Cependant, on entend encore dans certains milieux l'affirmation désarmante
selon laquelle, les Arabes étant des « Sémites », ils ne peuvent par
définition être considérés comme antisémites. Pour plusieurs raisons, cet
argument était et demeure absurde. En premier lieu, le terme « sémite »
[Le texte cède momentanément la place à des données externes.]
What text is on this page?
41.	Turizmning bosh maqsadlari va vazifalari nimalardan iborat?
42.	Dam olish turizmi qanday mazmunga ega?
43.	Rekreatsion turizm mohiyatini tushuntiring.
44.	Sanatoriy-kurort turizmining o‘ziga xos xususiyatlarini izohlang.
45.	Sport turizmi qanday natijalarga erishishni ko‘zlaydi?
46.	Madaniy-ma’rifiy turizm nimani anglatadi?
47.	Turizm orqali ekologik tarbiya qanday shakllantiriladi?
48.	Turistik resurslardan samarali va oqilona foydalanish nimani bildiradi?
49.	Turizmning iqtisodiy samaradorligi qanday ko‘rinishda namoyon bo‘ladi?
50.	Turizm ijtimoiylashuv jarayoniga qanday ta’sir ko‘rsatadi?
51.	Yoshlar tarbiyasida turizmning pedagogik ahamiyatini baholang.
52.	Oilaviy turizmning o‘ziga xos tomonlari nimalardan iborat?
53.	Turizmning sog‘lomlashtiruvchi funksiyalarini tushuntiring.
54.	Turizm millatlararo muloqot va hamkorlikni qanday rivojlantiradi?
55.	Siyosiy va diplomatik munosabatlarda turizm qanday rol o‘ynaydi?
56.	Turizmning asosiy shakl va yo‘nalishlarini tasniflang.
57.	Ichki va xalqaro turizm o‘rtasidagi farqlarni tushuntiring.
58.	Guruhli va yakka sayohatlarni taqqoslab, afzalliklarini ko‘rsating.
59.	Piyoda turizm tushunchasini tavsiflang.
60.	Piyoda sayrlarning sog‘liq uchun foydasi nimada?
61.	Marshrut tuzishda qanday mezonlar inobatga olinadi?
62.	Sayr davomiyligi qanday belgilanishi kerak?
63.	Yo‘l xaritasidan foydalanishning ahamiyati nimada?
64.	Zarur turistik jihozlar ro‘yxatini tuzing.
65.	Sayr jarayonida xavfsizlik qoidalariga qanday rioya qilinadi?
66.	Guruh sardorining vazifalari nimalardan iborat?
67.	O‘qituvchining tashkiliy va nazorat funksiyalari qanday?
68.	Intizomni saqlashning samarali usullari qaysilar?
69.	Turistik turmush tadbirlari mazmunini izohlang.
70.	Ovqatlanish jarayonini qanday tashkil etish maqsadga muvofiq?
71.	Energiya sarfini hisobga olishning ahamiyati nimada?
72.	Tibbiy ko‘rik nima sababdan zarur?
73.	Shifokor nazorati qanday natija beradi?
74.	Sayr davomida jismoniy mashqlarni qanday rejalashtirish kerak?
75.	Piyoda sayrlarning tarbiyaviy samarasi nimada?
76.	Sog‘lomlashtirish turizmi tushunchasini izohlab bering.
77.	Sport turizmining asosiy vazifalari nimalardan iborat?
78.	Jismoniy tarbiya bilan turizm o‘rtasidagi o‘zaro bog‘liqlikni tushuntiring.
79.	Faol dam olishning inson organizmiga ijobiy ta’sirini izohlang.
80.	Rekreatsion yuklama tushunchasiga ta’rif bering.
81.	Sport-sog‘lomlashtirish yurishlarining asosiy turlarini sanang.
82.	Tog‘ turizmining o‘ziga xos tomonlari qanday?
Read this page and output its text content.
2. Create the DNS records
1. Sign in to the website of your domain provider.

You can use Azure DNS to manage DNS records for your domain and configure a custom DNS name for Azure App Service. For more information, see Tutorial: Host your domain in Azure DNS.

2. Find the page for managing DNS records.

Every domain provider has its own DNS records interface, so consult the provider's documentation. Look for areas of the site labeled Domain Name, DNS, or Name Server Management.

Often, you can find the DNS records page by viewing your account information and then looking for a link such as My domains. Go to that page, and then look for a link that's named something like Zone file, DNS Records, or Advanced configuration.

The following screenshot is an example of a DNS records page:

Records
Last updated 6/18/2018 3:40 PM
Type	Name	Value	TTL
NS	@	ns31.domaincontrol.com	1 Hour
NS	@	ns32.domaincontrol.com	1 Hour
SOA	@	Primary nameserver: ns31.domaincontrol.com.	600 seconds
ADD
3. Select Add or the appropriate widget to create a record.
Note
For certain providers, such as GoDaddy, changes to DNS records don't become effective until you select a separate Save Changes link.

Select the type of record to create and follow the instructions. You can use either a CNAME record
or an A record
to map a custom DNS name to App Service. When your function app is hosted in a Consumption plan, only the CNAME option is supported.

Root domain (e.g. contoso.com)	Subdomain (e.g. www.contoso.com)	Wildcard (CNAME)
renvoie à une classification linguistique et non pas raciale ou nationale, et
ne revêt un sens précis que lorsqu'il s'applique à la famille des langues
sémitiques qui inclut l'hébreu, l'arabe et l'araméen
. Ensuite, le vocable « antisémite », forgé en Allemagne en 1879 par Wilhelm Marr,
n'a jamais concerné les Arabes. Il était nettement et exclusivement destiné aux Juifs
et était une arme contre leur émancipation. Sa coloration raciale évidente
conférait une apparence scientifique à la haine des Juifs d'origine
religieuse, plus traditionnelle. Il faut rappeler que, vers la fin du XIXe
siècle, la notion de race n'était pas encore sujette à l'opprobre qu'elle
connaîtrait par la suite.
En troisième lieu, pendant la guerre, Hitler et les nazis furent plus
qu'heureux de convier à Berlin le grand mufti de Jérusalem et le dirigeant
du mouvement national arabe palestinien, Haj Amin al-Husseini, invité
d'honneur et allié, au moment même où ils entreprenaient l'assassinat en
masse des Juifs européens. Le fait qu'al-Husseini appartenait à la branche
arabophone de la famille linguistique « sémite » ne dissuada pas Heinrich
Himmler, l'implacable chef des SS, de souhaiter le plein succès au grand
mufti dans son combat « contre le Juif étranger »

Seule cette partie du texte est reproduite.